= European Storm Forecast Experiment =

European weather forecasting initiative

The European Storm Forecast Experiment, known as ESTOFEX, is an initiative of a team of European meteorologists, and students in meteorology founded in 2002. It serves as a platform for exchange of knowledge about forecasting severe convective storms in Europe and elsewhere. It is a voluntary organisation and is currently unfunded. It aims to raise awareness and provide real-time education about severe weather forecasting. ESTOFEX issues storm warnings on a semi-daily basis. It also collects reports from the general public about severe convective weather incidents in order to validate its forecasts. Reports should be submitted to the European Severe Weather Database (ESWD).

ESTOFEX forecasts are published under a Creative Commons Attribution-Noncommercial-Share Alike 3.0 license.

Its definitions of severe convective weather phenomena are one or several of the following :

severe:
- hail with a diameter of at least 2.0 cm,
- tornado,
- wind gusts with a speed of at least 25 m/s,
- excessive rainfall of at least 60 mm.

extremely severe :
- hail with a diameter of at least 5.0 cm,
- wind gusts with a speed of at least 33 m/s,
- a tornado of IF2 intensity or higher on the International Fujita scale.

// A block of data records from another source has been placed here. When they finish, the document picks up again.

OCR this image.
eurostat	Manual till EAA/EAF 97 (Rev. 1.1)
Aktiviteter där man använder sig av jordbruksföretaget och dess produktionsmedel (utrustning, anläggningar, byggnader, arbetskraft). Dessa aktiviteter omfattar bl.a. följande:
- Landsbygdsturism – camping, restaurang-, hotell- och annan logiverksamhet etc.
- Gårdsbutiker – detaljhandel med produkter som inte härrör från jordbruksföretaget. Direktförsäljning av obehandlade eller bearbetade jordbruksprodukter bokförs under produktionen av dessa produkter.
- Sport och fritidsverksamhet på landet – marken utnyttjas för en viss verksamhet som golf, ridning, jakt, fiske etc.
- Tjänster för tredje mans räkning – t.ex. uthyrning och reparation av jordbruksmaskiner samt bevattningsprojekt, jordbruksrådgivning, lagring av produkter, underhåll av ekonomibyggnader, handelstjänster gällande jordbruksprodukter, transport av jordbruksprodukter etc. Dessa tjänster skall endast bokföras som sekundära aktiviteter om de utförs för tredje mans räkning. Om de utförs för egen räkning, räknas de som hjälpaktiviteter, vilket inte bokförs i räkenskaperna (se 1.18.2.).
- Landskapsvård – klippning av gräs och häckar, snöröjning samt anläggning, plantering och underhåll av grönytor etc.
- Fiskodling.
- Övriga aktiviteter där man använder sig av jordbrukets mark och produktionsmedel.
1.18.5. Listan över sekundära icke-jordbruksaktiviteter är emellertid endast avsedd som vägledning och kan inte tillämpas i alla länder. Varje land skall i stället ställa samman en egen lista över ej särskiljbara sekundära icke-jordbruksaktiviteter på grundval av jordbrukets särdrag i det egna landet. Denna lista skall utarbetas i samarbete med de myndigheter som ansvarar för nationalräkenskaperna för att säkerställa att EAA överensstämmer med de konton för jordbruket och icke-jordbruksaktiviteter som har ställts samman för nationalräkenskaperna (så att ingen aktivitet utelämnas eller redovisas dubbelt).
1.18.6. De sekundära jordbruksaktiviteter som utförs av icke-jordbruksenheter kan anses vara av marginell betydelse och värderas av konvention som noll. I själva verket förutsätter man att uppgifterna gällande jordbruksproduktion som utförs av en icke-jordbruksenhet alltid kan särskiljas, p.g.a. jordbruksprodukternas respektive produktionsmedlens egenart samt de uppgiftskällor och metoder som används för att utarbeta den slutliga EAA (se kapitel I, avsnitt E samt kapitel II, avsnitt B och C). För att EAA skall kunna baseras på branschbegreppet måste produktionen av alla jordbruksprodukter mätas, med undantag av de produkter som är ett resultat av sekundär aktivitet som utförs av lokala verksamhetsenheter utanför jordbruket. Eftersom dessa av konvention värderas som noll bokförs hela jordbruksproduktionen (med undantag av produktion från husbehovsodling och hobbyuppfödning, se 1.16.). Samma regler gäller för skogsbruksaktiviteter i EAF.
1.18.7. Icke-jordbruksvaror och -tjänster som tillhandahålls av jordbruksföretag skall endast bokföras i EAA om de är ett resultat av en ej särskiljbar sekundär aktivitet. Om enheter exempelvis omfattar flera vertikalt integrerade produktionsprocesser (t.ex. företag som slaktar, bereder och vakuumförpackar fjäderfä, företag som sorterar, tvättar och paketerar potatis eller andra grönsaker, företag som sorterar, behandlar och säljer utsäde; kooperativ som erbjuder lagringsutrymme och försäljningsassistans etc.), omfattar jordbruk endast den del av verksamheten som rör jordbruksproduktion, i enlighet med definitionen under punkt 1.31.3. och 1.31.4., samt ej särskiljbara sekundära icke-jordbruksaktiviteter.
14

As an organization that is more focused on operational meteorology, i.e. weather forecasting, ESTOFEX functions somewhat as a counterpart to the US Storm Prediction Center (SPC). The research oriented correlate is the European Severe Storms Laboratory (ESSL) which itself is modeled somewhat after the US National Severe Storms Laboratory (NSSL), with both US counterparts enjoying stronger institutional support as long-time governmental entities.